I fantasmi che vivono in noi
 
 
 
 
Dal nero profondo  delle certezze  annientate, risalgono all’evidenza, frammiste ai vessilli delle ambigue primazie d’un tempo, le forme rigonfie di un presente troppo soffocato da fobìe e da psicodrammi esistenziali, per tentare di disvelarne i dettagli identitari.. Epifanie di un  cosmo  che ci appartiene, ma bersaglio  di un rigetto  provocato da amnesie e  disprezzo del tempo perduto, più che  dall’angoscia  di incrociare  gli itinerari di Thanatos, queste presenze emergenti dai misteri psicologizzati della notte  ci  inseguono  nei torbidi meandri  delle nostre coscienze dilaniate dai  troppi conflitti interiori e non ci offrono alcuna via di scampo.

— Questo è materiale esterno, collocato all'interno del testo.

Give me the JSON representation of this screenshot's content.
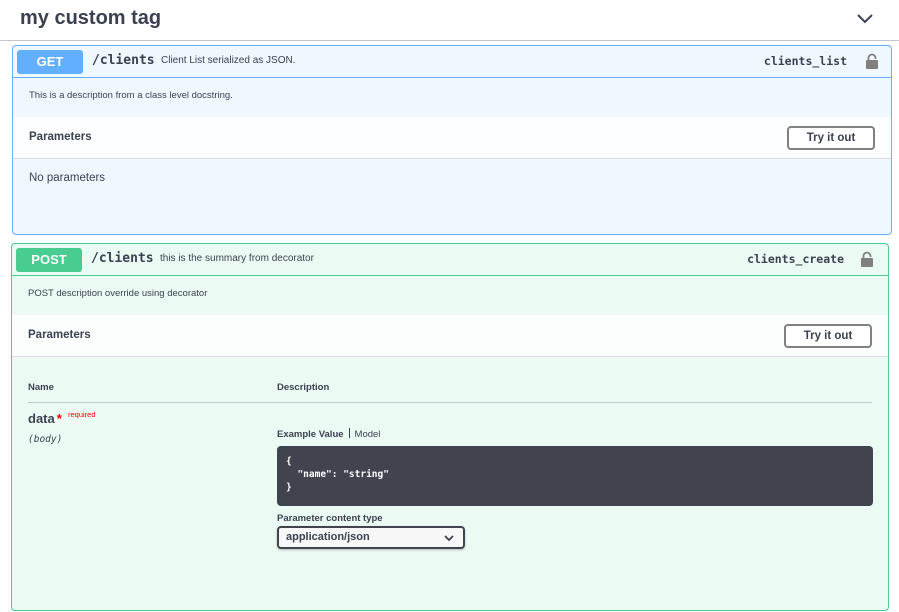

Lampi di luce accecanti  come flash forano la spessa coltre dell’oscurità e ci sollecitano ad una ricognizione  di forme corporee presumibili,  volumi frattali,  facies antropozoologiche  che, a poco a poco,  risalgono i sentieri intasati della nostra memoria, la sollecitano ad una presa di  (ri)conoscenza di quelle epifanie, non importa se a prezzo di una full immersion dagli effetti talvolta choccanti.  Perché questi coaguli di luce che galleggiano  come asteroidi di un buco nero nello spazio indefinito  di un tempo senza tempo sono - come sembra in ultima analisi suggerirci Marisa Marconi - semplicemente i fantasmi dei nostri desideri incompiuti, delle nostre voglie represse. Se le cose stanno così, si spiega la voracità voyeuristica con cui osserviamo questi dipinti.